Clayton Stoner:  If this guy can have a healthy season next time around, he should be our 6th defenseman. The guy showed a lot of promise before his groin acted up. Hope we don't have another Gabby on our hands. Stoner showed he has solid offensive and defensive skills in the few games he played, with good physicality and showed he can throw down the gloves, but that's what playing a lot of minutes in the AHL will do for ya, because he's been there a LOOOONG time. He's got a lot of pro experience and it showed in his brief stint in the NHL. I'm pretty sure he would've been up to stay if not for his season ending injury though. In 8 games, he only took one minor penalty and he fought twice while averaging 13 minutes.  Some of us may snicker at his name (hehe Stoner) but his foes are going to have to take him seriously next year, as he's well on his way in becoming an NHL regular. I really liked what I saw from him so...

Grade: B


Nate Prosser

#39 / Defenseman / Minnesota Wild

6-2

195

May 07, 1986



 

Nate Prosser:  ‘'The Stiffmeister'' was unexpectedly put into the fray for 3 games and was unexpectedly good! He showed veteran-like calmness and poise (except for the first 5 minutes), scored an assist in his first game and went +2 while averaging a whopping 19:36 minutes per game and two of those games were losses! In fact, in the 3 games he played, Prosser was on the ice for 3 of the 5 Wild goals scored and for NONE of the EIGHT goals scored against! Quite an impressive debut for Nate, wouldn't you say? I dare you to find anything wrong with the way Prosser played! That said, it would be hard for me to actually give a fair grade to his performance because a 3 game stint is much different from an 82 game season, but let's just say he gave us a reason to be excited about him, just like Wellman gave us that same excitement factor. Simply put, good job Fletch!

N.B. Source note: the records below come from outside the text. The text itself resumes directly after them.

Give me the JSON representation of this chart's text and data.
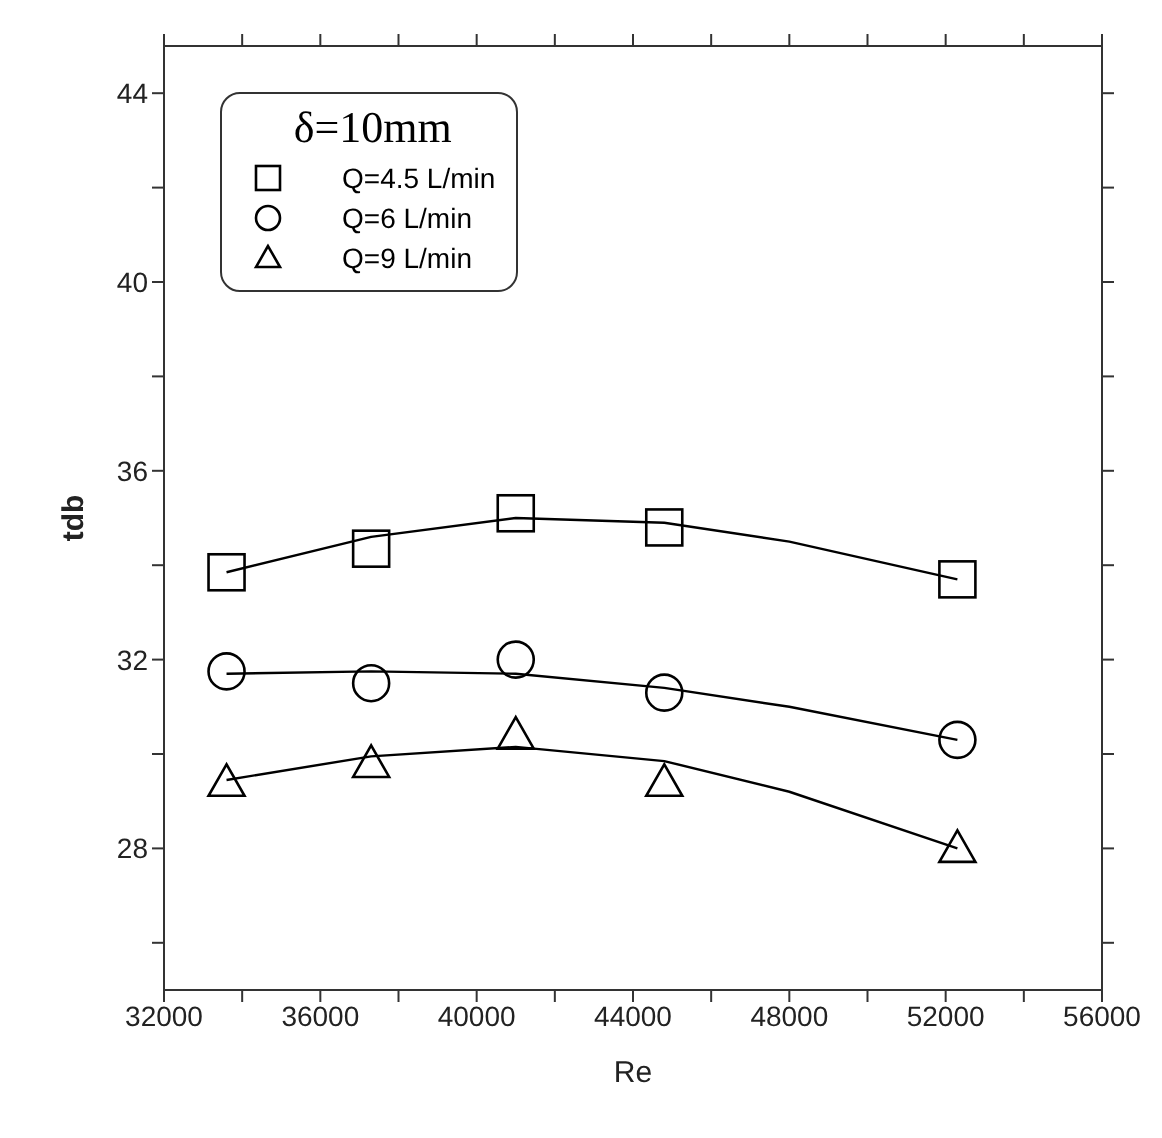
{
  "chart_data": {
    "type": "scatter",
    "xlabel": "Re",
    "ylabel": "tdb",
    "legend_title": "δ=10mm",
    "legend": "top left",
    "xlim": [
      32000,
      56000
    ],
    "xticks": [
      32000,
      {
        "value": 34000,
        "label": null
      },
      36000,
      {
        "value": 38000,
        "label": null
      },
      40000,
      {
        "value": 42000,
        "label": null
      },
      44000,
      {
        "value": 46000,
        "label": null
      },
      48000,
      {
        "value": 50000,
        "label": null
      },
      52000,
      {
        "value": 54000,
        "label": null
      },
      56000
    ],
    "ylim": [
      25,
      45
    ],
    "yticks": [
      {
        "value": 26,
        "label": null
      },
      28,
      {
        "value": 30,
        "label": null
      },
      32,
      {
        "value": 34,
        "label": null
      },
      36,
      {
        "value": 38,
        "label": null
      },
      40,
      {
        "value": 42,
        "label": null
      },
      44
    ],
    "x": [
      33600,
      37300,
      41000,
      44800,
      52300
    ],
    "series": [
      {
        "name": "Q=4.5 L/min",
        "color": "#000000",
        "marker": "square",
        "values": [
          33.85,
          34.35,
          35.1,
          34.8,
          33.7
        ]
      },
      {
        "name": "Q=6 L/min",
        "color": "#000000",
        "marker": "circle",
        "values": [
          31.75,
          31.5,
          32.0,
          31.3,
          30.3
        ]
      },
      {
        "name": "Q=9 L/min",
        "color": "#000000",
        "marker": "triangle",
        "values": [
          29.4,
          29.8,
          30.4,
          29.4,
          28.0
        ]
      },
      {
        "type": "line",
        "color": "#000000",
        "marker": "none",
        "x": [
          33600,
          37300,
          41000,
          44800,
          48000,
          52300
        ],
        "values": [
          33.85,
          34.6,
          35.0,
          34.9,
          34.5,
          33.7
        ]
      },
      {
        "type": "line",
        "color": "#000000",
        "marker": "none",
        "x": [
          33600,
          37300,
          41000,
          44800,
          48000,
          52300
        ],
        "values": [
          31.7,
          31.75,
          31.7,
          31.4,
          31.0,
          30.3
        ]
      },
      {
        "type": "line",
        "color": "#000000",
        "marker": "none",
        "x": [
          33600,
          37300,
          41000,
          44800,
          48000,
          52300
        ],
        "values": [
          29.45,
          29.95,
          30.15,
          29.85,
          29.2,
          28.0
        ]
      }
    ]
  }
}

Grade: A-  (don't read too much into it, it would probably drop over a full season)


Maxim Noreau

#4 / Defenseman / Minnesota Wild

6-0

198

May 24, 1987



 

Maxim Noreau:  At the time of his call-up, he was leading the AHL both in goals and points among AHL defensemen, so he would be a natural call-up right? Well, he played one game, and to be honest, I didn't get a chance to watch it because atdhe.net decided I really wanted to watch the St-Louis game instead (they often screw-up like this, sigh...I didn't watch it of course). Again, it would be pretty much impossible to rate his performance because he only played 7 jittery minutes, but Prosser's first 5 were pretty jittery too, so maybe if he had been given time to get into the game, we could've seen what he was made of... or should I say YOU could've seen what he was made of... damn atdhe...I'm pretty sure he's going to be a great call-up when we need him again though, he can't be very bad if he's basically one of the top defenders in the AHL right?

Grade: N/A


Justin Falk

#41 / Defenseman / Minnesota Wild

6-5

215

Oct 11, 1988



 

Justin Falk:  In about the same vein as Noreau, we didn't get to see much of Falk, so there's virtually no way of knowing how good he did. He didn't take any penalties, which is good, but he practically didn't have time to take one. Sure he played as many games as Prosser, but Falk played in three games about the same amount of time Prosser played in his first, so I've got much more information on Prosser. Falk wore #41, which is pretty disgusting. Here's to hoping he isn't the second coming of Skoula!

Grade: N/A

Well, looks like everyone graduated (except for Noreau and Falk, but let's just say they did anyway) In a sense, you might think " Well if they were all so good, why didn't we make the playoffs? " and to that, I answer that I went a bit easy on them since it's the first year of the CF + TR era, but next year, they will all need to step up and be more coherent as a group. Hope you liked my very first assignment everyone!